MINNEAPOLIS (WCCO) — Over Christmas dinner, there might have been one dish you couldn’t stand — but others may be going back to it for seconds.
That has Dave from Mound wanting to know: Why do we taste things differently? Good Question.
“There’s different reasons for it, but the most important by far is what you grow up with,” says Gary Reineccius, a flavor chemist at the University of Minnesota.
Reineccius says his Swedish-Norwegian family grew up loving pickled pig’s feet, but his wife from California can’t stand it.
“In some cases, it’s they were never exposed to it, it’s a foreign flavor to them,” he says. “They really aren’t interested, it doesn’t fit in their history, their background.”
Genes also play a big roles. A large amount of genetic code is devoted to flavor.
“Genes dictate what taste buds are there and how sensitive they are,” he says.

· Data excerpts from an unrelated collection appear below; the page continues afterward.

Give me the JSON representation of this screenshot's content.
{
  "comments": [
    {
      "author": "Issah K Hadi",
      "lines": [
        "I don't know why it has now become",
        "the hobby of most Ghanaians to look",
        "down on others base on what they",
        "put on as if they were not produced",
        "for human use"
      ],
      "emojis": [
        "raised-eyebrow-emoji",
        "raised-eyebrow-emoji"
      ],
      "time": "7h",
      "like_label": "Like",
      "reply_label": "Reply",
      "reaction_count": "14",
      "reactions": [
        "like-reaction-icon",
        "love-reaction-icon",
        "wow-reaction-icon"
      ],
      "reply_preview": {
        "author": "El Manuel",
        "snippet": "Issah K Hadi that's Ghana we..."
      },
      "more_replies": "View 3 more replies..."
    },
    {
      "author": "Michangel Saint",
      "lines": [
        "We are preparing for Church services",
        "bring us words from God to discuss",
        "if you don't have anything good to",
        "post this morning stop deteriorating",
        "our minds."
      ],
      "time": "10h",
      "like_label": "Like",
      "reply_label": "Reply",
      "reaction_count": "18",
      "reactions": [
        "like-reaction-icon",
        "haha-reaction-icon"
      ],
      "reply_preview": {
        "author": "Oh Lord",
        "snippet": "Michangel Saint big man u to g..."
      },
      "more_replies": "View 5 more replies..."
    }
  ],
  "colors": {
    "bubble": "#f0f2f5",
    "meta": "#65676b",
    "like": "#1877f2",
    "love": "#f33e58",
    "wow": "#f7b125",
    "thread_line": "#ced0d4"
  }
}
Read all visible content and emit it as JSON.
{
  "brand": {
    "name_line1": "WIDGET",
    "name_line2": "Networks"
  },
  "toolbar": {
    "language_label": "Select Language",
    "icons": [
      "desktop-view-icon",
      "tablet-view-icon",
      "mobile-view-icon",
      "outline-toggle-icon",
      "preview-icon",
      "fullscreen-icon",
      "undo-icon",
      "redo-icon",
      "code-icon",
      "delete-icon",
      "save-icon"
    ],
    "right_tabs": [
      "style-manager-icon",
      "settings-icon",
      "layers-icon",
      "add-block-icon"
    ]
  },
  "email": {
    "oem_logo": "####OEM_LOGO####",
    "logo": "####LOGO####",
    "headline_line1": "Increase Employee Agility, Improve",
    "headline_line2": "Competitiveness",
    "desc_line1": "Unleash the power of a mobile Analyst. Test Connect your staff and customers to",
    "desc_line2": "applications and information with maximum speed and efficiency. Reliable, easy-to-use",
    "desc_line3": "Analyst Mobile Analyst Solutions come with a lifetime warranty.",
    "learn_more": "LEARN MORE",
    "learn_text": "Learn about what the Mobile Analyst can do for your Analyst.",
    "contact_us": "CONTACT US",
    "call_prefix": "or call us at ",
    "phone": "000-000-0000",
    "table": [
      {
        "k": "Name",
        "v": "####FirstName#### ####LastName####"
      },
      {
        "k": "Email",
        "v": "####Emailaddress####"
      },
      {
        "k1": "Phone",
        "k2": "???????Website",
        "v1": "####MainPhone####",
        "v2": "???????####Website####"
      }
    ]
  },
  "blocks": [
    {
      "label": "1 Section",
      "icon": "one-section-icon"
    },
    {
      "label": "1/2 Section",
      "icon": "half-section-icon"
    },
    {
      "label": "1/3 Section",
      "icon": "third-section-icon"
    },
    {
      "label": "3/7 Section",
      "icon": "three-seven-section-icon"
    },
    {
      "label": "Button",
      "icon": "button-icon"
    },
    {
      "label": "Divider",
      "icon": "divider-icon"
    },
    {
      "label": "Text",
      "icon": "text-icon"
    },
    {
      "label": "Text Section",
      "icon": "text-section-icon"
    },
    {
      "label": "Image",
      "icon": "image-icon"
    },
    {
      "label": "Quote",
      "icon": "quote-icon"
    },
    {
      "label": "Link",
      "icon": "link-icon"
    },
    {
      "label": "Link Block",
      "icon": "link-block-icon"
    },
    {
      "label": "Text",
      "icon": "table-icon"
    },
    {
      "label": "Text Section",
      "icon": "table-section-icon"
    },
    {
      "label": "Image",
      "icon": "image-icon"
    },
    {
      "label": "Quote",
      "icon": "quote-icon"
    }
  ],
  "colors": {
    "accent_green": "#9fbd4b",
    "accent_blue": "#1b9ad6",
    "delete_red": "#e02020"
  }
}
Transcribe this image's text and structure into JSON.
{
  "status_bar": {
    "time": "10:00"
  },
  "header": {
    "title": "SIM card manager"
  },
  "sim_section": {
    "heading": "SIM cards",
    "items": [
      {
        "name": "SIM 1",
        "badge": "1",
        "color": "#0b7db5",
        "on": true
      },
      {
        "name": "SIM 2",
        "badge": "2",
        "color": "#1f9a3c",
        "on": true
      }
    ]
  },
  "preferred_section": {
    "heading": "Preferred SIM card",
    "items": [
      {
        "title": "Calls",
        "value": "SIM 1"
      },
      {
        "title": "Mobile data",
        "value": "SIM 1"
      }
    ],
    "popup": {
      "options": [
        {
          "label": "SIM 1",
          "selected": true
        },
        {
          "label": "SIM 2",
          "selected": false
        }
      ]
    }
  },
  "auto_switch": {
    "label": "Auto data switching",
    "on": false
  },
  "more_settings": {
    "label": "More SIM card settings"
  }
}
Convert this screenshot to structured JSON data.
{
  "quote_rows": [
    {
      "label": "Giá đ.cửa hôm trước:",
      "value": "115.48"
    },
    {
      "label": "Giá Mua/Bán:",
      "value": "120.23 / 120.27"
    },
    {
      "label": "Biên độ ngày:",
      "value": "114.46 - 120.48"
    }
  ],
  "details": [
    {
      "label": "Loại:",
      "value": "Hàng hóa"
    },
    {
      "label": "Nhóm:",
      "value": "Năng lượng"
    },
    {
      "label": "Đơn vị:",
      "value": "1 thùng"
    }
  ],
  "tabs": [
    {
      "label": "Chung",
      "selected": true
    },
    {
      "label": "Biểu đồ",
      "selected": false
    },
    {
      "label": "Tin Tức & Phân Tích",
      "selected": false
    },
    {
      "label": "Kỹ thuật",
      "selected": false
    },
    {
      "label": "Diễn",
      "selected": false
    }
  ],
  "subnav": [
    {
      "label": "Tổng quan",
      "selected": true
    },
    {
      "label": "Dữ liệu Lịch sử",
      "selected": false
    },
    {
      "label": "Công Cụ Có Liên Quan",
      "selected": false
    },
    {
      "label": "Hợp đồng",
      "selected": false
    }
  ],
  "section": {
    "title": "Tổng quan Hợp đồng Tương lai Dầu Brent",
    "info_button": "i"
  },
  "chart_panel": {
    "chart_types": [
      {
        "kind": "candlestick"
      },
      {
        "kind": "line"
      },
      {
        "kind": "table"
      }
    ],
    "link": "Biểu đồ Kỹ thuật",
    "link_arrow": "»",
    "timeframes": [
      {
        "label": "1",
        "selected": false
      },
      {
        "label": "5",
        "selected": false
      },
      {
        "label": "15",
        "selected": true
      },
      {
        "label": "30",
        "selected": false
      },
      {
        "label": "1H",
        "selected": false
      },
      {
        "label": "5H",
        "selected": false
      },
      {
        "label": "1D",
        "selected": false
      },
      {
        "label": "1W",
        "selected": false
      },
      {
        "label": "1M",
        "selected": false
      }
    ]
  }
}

Human taste buds can detect five different tastes – sour, bitter, sweet, salty and umami, which is Japanese for pleasant, savory taste. People can also be supertasters for one specific taste. For example, if someone is a bitter supertaster, their genetic background makes their taste buds more sensitive to bitter.
People might also not like a food because they associate it with a bad experience, like getting sick.
Reineccius says it’s hard to teach someone to like something when they don’t, but that our taste buds will change over time.
“Your sensing mechanisms change. It truly does taste different to children than it does to adults,” he says. “They’re hyper-sensitive to things. When they don’t like it, they don’t like it.”